How big data is changing the discovery process for law firms

Between its launch in January 2018 and December 2020, the Zondo Commission interviewed 278 witnesses, and collected 159 109 pages and 1 exabyte of data as evidence (that’s one billion Gigabytes). The Commission of Inquiry is far from over, and it remains to be seen what the final data tally will be.

The big question, of course, is how this data is being reviewed. Collecting data is one thing. Finding the proverbial ‘smoking gun’ is another.

According to a recent study by the Association of Certified E-Discovery Specialists (ACEDS), the average case contains 6.5 M Pages, 10 to 15 Custodians, and 130 GB of data. That’s the equivalence of 100 truckloads of data – times 100.

Our own closer-to-home experience through Lextrado reveals that the average case in South Africa produces approximately 5 453 GB of data, has 31 subjects per case and that only 304 GB can be culled from the data. It’s an enormous workload for legal teams to sift through looking for the data that’s relevant to a legal case.

The tsunami of data and the law

We all know there’s been a data explosion in recent years. Increased electronic communications and new data types are making it progressively more difficult for legal teams on civil and criminal cases alike to collect, review and even interpret data.

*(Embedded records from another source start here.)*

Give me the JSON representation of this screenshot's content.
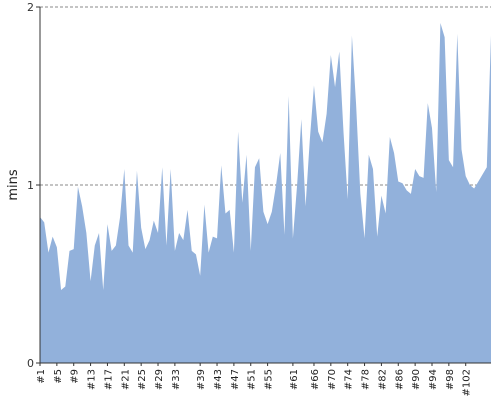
{
  "chart_data": {
    "type": "area",
    "title": "",
    "xlabel": "",
    "ylabel": "mins",
    "ylim": [
      0,
      2
    ],
    "yticks": [
      0,
      1,
      2
    ],
    "grid": true,
    "series_color": "#92b1db",
    "grid_color": "#888888",
    "x": [
      "#1",
      "#2",
      "#3",
      "#4",
      "#5",
      "#6",
      "#7",
      "#8",
      "#9",
      "#10",
      "#11",
      "#12",
      "#13",
      "#14",
      "#15",
      "#16",
      "#17",
      "#18",
      "#19",
      "#20",
      "#21",
      "#22",
      "#23",
      "#24",
      "#25",
      "#26",
      "#27",
      "#28",
      "#29",
      "#30",
      "#31",
      "#32",
      "#33",
      "#34",
      "#35",
      "#36",
      "#37",
      "#38",
      "#39",
      "#40",
      "#41",
      "#42",
      "#43",
      "#44",
      "#45",
      "#46",
      "#47",
      "#48",
      "#49",
      "#50",
      "#51",
      "#52",
      "#53",
      "#54",
      "#55",
      "#56",
      "#57",
      "#58",
      "#59",
      "#60",
      "#61",
      "#62",
      "#63",
      "#64",
      "#65",
      "#66",
      "#67",
      "#68",
      "#69",
      "#70",
      "#71",
      "#72",
      "#73",
      "#74",
      "#75",
      "#76",
      "#77",
      "#78",
      "#79",
      "#80",
      "#81",
      "#82",
      "#83",
      "#84",
      "#85",
      "#86",
      "#87",
      "#88",
      "#89",
      "#90",
      "#91",
      "#92",
      "#93",
      "#94",
      "#95",
      "#96",
      "#97",
      "#98",
      "#99",
      "#100",
      "#101",
      "#102",
      "#103",
      "#104",
      "#105",
      "#106",
      "#107",
      "#108"
    ],
    "x_tick_labels": [
      "#1",
      "#5",
      "#9",
      "#13",
      "#17",
      "#21",
      "#25",
      "#29",
      "#33",
      "#39",
      "#43",
      "#47",
      "#51",
      "#55",
      "#61",
      "#66",
      "#70",
      "#74",
      "#78",
      "#82",
      "#86",
      "#90",
      "#94",
      "#98",
      "#102"
    ],
    "values": [
      0.82,
      0.79,
      0.62,
      0.71,
      0.65,
      0.41,
      0.43,
      0.63,
      0.64,
      0.99,
      0.88,
      0.73,
      0.46,
      0.66,
      0.73,
      0.41,
      0.78,
      0.63,
      0.66,
      0.82,
      1.09,
      0.66,
      0.62,
      1.08,
      0.76,
      0.64,
      0.69,
      0.8,
      0.73,
      1.1,
      0.66,
      1.09,
      0.63,
      0.73,
      0.69,
      0.86,
      0.63,
      0.61,
      0.49,
      0.89,
      0.62,
      0.71,
      0.7,
      1.11,
      0.84,
      0.86,
      0.62,
      1.3,
      0.9,
      1.17,
      0.63,
      1.1,
      1.15,
      0.85,
      0.78,
      0.85,
      1.0,
      1.18,
      0.72,
      1.5,
      0.7,
      1.0,
      1.37,
      0.88,
      1.25,
      1.56,
      1.3,
      1.24,
      1.4,
      1.73,
      1.55,
      1.75,
      1.3,
      0.92,
      1.84,
      1.45,
      0.95,
      0.7,
      1.17,
      1.09,
      0.71,
      0.94,
      0.84,
      1.27,
      1.18,
      1.02,
      1.01,
      0.97,
      0.95,
      1.09,
      1.05,
      1.04,
      1.46,
      1.32,
      0.96,
      1.91,
      1.83,
      1.14,
      1.1,
      1.85,
      1.2,
      1.05,
      1.0,
      0.98,
      1.02,
      1.06,
      1.1,
      1.84
    ]
  }
}
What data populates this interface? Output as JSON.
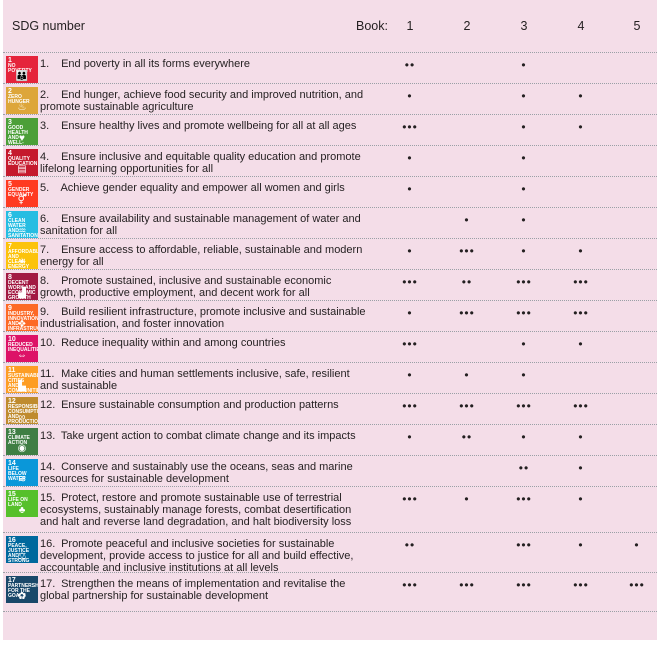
{
  "header": {
    "sdg_label": "SDG number",
    "book_label": "Book:",
    "books": [
      "1",
      "2",
      "3",
      "4",
      "5"
    ]
  },
  "dot_symbol": "•",
  "rows": [
    {
      "num": "1.",
      "text": "End poverty in all its forms everywhere",
      "tile_label": "NO POVERTY",
      "color": "#e5243b",
      "icon": "people-icon",
      "glyph": "👪",
      "counts": [
        2,
        0,
        1,
        0,
        0
      ]
    },
    {
      "num": "2.",
      "text": "End hunger, achieve food security and improved nutrition, and promote sustainable agriculture",
      "tile_label": "ZERO HUNGER",
      "color": "#dda63a",
      "icon": "bowl-icon",
      "glyph": "♨",
      "counts": [
        1,
        0,
        1,
        1,
        0
      ]
    },
    {
      "num": "3.",
      "text": "Ensure healthy lives and promote wellbeing for all at all ages",
      "tile_label": "GOOD HEALTH AND WELL-BEING",
      "color": "#4c9f38",
      "icon": "heartbeat-icon",
      "glyph": "♥",
      "counts": [
        3,
        0,
        1,
        1,
        0
      ]
    },
    {
      "num": "4.",
      "text": "Ensure inclusive and equitable quality education and promote lifelong learning opportunities for all",
      "tile_label": "QUALITY EDUCATION",
      "color": "#c5192d",
      "icon": "book-icon",
      "glyph": "▤",
      "counts": [
        1,
        0,
        1,
        0,
        0
      ]
    },
    {
      "num": "5.",
      "text": "Achieve gender equality and empower all women and girls",
      "tile_label": "GENDER EQUALITY",
      "color": "#ff3a21",
      "icon": "gender-icon",
      "glyph": "⚥",
      "counts": [
        1,
        0,
        1,
        0,
        0
      ]
    },
    {
      "num": "6.",
      "text": "Ensure availability and sustainable management of water and sanitation for all",
      "tile_label": "CLEAN WATER AND SANITATION",
      "color": "#26bde2",
      "icon": "water-icon",
      "glyph": "♒",
      "counts": [
        0,
        1,
        1,
        0,
        0
      ]
    },
    {
      "num": "7.",
      "text": "Ensure access to affordable, reliable, sustainable and modern energy for all",
      "tile_label": "AFFORDABLE AND CLEAN ENERGY",
      "color": "#fcc30b",
      "icon": "sun-icon",
      "glyph": "☀",
      "counts": [
        1,
        3,
        1,
        1,
        0
      ]
    },
    {
      "num": "8.",
      "text": "Promote sustained, inclusive and sustainable economic growth, productive employment, and decent work for all",
      "tile_label": "DECENT WORK AND ECONOMIC GROWTH",
      "color": "#a21942",
      "icon": "growth-icon",
      "glyph": "▟",
      "counts": [
        3,
        2,
        3,
        3,
        0
      ]
    },
    {
      "num": "9.",
      "text": "Build resilient infrastructure, promote inclusive and sustainable industrialisation, and foster innovation",
      "tile_label": "INDUSTRY, INNOVATION AND INFRASTRUCTURE",
      "color": "#fd6925",
      "icon": "cubes-icon",
      "glyph": "❖",
      "counts": [
        1,
        3,
        3,
        3,
        0
      ]
    },
    {
      "num": "10.",
      "text": "Reduce inequality within and among countries",
      "tile_label": "REDUCED INEQUALITIES",
      "color": "#dd1367",
      "icon": "equals-icon",
      "glyph": "⇔",
      "counts": [
        3,
        0,
        1,
        1,
        0
      ]
    },
    {
      "num": "11.",
      "text": "Make cities and human settlements inclusive, safe, resilient and sustainable",
      "tile_label": "SUSTAINABLE CITIES AND COMMUNITIES",
      "color": "#fd9d24",
      "icon": "city-icon",
      "glyph": "▙",
      "counts": [
        1,
        1,
        1,
        0,
        0
      ]
    },
    {
      "num": "12.",
      "text": "Ensure sustainable consumption and production patterns",
      "tile_label": "RESPONSIBLE CONSUMPTION AND PRODUCTION",
      "color": "#bf8b2e",
      "icon": "infinity-icon",
      "glyph": "∞",
      "counts": [
        3,
        3,
        3,
        3,
        0
      ]
    },
    {
      "num": "13.",
      "text": "Take urgent action to combat climate change and its impacts",
      "tile_label": "CLIMATE ACTION",
      "color": "#3f7e44",
      "icon": "eye-globe-icon",
      "glyph": "◉",
      "counts": [
        1,
        2,
        1,
        1,
        0
      ]
    },
    {
      "num": "14.",
      "text": "Conserve and sustainably use the oceans, seas and marine resources for sustainable development",
      "tile_label": "LIFE BELOW WATER",
      "color": "#0a97d9",
      "icon": "fish-icon",
      "glyph": "≋",
      "counts": [
        0,
        0,
        2,
        1,
        0
      ]
    },
    {
      "num": "15.",
      "text": "Protect, restore and promote sustainable use of terrestrial ecosystems, sustainably manage forests, combat desertification and halt and reverse land degradation, and halt biodiversity loss",
      "tile_label": "LIFE ON LAND",
      "color": "#56c02b",
      "icon": "tree-icon",
      "glyph": "♣",
      "counts": [
        3,
        1,
        3,
        1,
        0
      ]
    },
    {
      "num": "16.",
      "text": "Promote peaceful and inclusive societies for sustainable development, provide access to justice for all and build effective, accountable and inclusive institutions at all levels",
      "tile_label": "PEACE, JUSTICE AND STRONG INSTITUTIONS",
      "color": "#00689d",
      "icon": "dove-icon",
      "glyph": "⚖",
      "counts": [
        2,
        0,
        3,
        1,
        1
      ]
    },
    {
      "num": "17.",
      "text": "Strengthen the means of implementation and revitalise the global partnership for sustainable development",
      "tile_label": "PARTNERSHIPS FOR THE GOALS",
      "color": "#19486a",
      "icon": "partnership-icon",
      "glyph": "✿",
      "counts": [
        3,
        3,
        3,
        3,
        3
      ]
    }
  ]
}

Let’s begin with the challenges of collection. From collaborative tools like Microsoft Teams and Slack, to a rapidly increasing array of social media apps, not to mention cloud tools and repositories like Google Docs, Dropbox, and Microsoft 365, data is not only prolific, but spread across numerous channels.

All data falls into one of two categories: structured data and unstructured data. Structured data includes anything with a high consistency in terms of fields and values across database entries. Bank records, for example, are an excellent example of structured data.

Unstructured data is everything else. Any text document, spreadsheet, pdf, presentation, image, video or audio file is considered unstructured data. It’s emails and responses to emails, chats over Whatsapp, team channels on collaboration channels, and social media posts. It’s even the likes, comments and shares of social media posts.

Consider for a moment how social media is archived, for example. Legal teams do not only have to find an original post, but any comments or shares associated with that post. Factor in emails, text messages and a host of other unstructured data, and it’s not hard to see how data can quickly start moving into exabyte territory for an inquiry as broad as the Zondo Commission. A mere 5 000 GB of data appears small in comparison, and yet, if printed out, 1 GB is the equivalent of a full storage box. 5 000 GB is therefore 5 000 storage boxes, which stacked end to end is over 1 kilometre.

Unstructured data makes up a staggering 80% or more of all enterprise data, and the percentage keeps growing.

Leveraging eDiscovery in a data-driven world

For legal discovery teams, leveraging appropriate technology has become essential. In fact, for many of our clients, their most valuable asset in conducting internal investigations efficiently is their eDiscovery partner.

Today’s best eDiscovery solutions not only support the hundreds of file types that make up unstructured data, but they can convert those files into information that is easy for non-technical users to grasp quickly, ensuring that all parties involved in a legal case can preserve, collect, review, and exchange information in electronic formats for the purpose of using it as evidence. Today, the practice of law fundamentally depends on eDiscovery competency.

Consider too, how a discovery team’s time can be focused on legal strategies instead of searching through thousands of gigabytes of data with a tool that can comb through unstructured data quickly, identify relevant data and dramatically reduce document review time.